There are some limitations to our study. First, only patients with strictly unilateral migraine were included. Hence, our results cannot be extrapolated to bilateral migraine of other headache disorders, such as tension-type headache. It would be interesting to assess the relevance of TrPs in head and neck muscles in subjects presenting with different headaches. The second limitation was the sample size. It would be necessary to repeat the same procedure with a greater number of subjects to establish definitely a link between active TrPs and migraine headaches.

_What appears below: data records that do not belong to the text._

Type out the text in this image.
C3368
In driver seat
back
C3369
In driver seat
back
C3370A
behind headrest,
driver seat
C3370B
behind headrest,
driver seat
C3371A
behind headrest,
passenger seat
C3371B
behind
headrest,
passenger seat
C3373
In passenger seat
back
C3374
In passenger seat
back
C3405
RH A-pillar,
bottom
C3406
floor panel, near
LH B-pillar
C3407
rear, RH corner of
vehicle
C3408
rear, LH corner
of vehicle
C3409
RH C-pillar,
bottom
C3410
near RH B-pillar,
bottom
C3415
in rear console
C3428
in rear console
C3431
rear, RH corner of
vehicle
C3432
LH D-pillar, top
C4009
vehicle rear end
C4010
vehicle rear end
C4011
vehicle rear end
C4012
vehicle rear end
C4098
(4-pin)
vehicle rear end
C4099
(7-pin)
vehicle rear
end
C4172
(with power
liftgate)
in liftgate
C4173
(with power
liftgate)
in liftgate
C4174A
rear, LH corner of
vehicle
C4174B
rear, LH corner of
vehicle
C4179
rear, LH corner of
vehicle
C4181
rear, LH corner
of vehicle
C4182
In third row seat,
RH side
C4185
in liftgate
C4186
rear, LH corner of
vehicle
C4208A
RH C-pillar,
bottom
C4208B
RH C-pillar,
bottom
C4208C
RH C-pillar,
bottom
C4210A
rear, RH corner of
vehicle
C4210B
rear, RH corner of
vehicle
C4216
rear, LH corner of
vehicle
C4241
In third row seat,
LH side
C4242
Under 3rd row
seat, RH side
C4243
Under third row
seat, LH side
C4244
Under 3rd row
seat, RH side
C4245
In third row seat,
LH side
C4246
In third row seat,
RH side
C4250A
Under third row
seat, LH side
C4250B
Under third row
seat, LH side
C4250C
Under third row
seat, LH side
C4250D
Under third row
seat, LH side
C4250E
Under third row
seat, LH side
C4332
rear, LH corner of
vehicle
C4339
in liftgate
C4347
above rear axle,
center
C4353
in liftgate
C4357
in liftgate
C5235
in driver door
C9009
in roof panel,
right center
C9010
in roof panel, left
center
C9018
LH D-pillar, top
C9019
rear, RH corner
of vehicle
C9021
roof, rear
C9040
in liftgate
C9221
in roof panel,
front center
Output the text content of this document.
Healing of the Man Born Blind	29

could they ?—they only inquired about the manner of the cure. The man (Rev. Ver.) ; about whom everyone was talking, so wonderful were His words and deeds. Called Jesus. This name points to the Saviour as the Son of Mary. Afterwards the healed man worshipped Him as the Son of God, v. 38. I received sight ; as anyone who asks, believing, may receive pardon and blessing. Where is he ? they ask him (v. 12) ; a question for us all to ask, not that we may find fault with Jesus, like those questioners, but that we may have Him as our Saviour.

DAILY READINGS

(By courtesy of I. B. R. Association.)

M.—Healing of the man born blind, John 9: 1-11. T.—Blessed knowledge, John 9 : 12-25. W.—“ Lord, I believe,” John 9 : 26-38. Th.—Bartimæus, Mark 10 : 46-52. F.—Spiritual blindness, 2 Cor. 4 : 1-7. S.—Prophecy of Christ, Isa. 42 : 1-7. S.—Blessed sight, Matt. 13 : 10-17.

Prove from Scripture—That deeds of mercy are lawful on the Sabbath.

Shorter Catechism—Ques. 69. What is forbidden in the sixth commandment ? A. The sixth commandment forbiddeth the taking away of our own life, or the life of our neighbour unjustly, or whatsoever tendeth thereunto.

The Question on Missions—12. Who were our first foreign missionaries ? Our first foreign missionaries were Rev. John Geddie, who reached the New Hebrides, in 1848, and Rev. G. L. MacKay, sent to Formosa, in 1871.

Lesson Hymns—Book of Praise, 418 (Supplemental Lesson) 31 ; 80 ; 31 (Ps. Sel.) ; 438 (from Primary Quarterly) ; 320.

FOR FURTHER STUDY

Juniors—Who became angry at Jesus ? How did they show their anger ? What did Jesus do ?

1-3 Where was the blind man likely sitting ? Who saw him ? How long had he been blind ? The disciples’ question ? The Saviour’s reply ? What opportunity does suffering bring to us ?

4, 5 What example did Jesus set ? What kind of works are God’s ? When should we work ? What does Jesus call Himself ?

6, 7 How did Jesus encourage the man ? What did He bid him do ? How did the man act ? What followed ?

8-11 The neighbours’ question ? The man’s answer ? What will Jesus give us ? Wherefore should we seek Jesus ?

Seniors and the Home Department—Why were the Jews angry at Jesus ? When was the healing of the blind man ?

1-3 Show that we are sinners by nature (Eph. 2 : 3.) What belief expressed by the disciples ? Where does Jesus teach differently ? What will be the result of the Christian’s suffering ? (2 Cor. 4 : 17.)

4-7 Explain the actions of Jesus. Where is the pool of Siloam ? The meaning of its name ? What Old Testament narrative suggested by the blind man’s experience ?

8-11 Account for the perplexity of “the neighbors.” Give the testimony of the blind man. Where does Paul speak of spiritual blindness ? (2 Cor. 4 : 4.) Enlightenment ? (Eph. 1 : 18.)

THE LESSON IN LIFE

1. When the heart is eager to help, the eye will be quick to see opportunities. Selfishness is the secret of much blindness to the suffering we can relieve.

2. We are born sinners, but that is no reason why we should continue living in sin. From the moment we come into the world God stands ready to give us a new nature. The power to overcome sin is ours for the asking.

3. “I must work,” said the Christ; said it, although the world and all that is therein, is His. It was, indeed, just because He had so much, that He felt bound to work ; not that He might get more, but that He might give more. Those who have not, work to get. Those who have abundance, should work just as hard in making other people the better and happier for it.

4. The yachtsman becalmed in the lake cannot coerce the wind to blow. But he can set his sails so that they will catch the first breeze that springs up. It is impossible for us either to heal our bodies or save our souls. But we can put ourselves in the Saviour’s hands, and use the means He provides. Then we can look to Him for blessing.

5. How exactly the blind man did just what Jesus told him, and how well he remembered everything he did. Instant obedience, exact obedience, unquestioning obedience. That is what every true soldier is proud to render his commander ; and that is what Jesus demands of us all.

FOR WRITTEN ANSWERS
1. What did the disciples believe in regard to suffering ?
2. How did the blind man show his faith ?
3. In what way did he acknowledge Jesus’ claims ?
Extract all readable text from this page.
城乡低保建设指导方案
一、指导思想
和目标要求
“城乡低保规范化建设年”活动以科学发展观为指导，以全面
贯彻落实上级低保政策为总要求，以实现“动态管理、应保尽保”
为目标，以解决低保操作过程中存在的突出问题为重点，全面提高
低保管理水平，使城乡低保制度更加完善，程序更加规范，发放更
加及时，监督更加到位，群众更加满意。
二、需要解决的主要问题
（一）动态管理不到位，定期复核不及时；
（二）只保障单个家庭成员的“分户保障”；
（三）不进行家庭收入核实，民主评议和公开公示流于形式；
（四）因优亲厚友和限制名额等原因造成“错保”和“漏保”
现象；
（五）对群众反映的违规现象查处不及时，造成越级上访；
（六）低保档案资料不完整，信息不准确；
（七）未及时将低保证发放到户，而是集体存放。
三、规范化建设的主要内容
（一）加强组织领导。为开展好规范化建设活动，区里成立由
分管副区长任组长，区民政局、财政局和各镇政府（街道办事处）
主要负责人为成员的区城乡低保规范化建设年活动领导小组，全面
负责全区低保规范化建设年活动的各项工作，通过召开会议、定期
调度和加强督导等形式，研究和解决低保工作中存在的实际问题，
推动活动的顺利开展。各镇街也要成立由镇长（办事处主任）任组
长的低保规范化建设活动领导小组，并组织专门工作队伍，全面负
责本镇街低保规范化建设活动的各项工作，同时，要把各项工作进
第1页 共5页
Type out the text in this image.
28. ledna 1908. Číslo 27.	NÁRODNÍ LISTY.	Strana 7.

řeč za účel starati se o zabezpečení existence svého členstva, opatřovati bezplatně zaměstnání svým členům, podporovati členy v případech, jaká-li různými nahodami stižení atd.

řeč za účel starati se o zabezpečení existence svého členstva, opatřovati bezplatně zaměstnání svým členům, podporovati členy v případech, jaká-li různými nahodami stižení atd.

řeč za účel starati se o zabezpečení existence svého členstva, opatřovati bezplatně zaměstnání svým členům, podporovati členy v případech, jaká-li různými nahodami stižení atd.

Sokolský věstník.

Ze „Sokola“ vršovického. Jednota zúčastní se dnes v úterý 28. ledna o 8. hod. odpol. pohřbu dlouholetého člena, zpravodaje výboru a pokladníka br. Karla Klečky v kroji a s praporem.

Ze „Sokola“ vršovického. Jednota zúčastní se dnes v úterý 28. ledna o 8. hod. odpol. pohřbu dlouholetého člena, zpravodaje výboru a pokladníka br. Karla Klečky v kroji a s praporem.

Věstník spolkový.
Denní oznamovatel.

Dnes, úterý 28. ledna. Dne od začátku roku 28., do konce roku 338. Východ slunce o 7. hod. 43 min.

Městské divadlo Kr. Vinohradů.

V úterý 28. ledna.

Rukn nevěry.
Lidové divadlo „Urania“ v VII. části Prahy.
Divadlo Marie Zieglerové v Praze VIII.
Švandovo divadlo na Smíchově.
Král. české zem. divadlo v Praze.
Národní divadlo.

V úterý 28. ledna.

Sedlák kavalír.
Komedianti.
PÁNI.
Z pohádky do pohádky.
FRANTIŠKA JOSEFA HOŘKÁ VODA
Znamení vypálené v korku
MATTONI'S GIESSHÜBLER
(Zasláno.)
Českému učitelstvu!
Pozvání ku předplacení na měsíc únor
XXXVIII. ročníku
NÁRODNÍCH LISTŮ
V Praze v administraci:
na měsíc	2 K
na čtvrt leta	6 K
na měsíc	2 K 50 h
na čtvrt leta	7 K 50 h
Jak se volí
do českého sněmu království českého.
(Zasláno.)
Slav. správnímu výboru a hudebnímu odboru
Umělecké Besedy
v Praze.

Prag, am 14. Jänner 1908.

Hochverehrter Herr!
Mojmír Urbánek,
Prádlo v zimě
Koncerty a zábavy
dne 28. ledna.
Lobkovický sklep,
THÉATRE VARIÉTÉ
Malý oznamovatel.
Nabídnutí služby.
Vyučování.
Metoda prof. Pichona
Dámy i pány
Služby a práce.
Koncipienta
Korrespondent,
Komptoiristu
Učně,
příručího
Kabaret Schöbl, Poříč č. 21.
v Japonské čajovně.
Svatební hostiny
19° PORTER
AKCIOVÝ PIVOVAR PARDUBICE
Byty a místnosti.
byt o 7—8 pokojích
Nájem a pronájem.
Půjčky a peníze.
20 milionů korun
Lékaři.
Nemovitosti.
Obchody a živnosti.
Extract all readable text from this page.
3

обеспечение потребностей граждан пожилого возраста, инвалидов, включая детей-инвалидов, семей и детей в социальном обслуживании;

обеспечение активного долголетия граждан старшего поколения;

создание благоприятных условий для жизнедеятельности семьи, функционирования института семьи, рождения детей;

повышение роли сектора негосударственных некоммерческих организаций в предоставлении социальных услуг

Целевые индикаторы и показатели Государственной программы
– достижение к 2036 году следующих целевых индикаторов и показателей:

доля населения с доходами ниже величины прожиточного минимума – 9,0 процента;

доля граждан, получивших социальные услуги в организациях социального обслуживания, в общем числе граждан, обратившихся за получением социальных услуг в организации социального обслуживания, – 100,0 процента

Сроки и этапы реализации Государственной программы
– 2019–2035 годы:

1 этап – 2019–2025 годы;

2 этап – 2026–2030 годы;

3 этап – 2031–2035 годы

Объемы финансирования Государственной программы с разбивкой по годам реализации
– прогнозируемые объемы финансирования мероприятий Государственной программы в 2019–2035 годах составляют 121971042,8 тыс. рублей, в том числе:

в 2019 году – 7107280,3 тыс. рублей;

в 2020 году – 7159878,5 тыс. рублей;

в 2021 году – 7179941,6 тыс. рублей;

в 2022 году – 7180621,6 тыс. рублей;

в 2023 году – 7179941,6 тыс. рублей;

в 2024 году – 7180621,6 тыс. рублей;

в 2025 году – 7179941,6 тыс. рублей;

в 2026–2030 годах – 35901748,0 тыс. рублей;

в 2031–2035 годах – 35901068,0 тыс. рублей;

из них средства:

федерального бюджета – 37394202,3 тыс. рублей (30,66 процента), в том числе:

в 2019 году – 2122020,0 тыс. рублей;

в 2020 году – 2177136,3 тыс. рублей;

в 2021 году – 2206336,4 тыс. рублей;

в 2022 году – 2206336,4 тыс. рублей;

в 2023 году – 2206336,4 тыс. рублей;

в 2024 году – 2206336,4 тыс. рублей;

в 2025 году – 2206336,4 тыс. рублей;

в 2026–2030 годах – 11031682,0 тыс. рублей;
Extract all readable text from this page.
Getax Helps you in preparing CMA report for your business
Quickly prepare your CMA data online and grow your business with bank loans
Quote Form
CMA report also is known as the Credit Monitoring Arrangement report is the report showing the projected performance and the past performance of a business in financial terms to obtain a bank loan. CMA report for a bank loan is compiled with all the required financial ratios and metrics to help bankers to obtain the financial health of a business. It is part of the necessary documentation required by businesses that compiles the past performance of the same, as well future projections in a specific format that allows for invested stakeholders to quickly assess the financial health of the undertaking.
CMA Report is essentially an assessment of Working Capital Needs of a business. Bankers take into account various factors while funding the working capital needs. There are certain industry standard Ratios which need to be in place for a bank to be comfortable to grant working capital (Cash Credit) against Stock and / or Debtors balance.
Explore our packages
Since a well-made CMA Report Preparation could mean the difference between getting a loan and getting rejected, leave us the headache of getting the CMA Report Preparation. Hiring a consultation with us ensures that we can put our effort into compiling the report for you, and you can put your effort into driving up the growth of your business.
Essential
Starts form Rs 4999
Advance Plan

In conclusion, subjects with unilateral migraine had a greater number of TrPs than healthy subjects. Active TrPs were mostly located ipsilateral to migraine headaches. The presence of active TrPs may be a contributing factor in the initiation or perpetuation of some migraine headaches. Migraine subjects showed a lesser cranio-vertebral angle, but not lesser neck mobility, than healthy controls. Nevertheless, neck mobility was correlated with FHP: the greater the FHP, the lesser the cervical range of motion. The clinical significance of TrPs and FHP in migraine remains to be investigated. The assessment of some physical therapy programmes might eventually help elucidate the influence of TrPs and neck posture in the clinical course of migraine.
Acknowledgements
We thank Dr David Simons and Dr Robert D. Gerwin for their kind encouragement.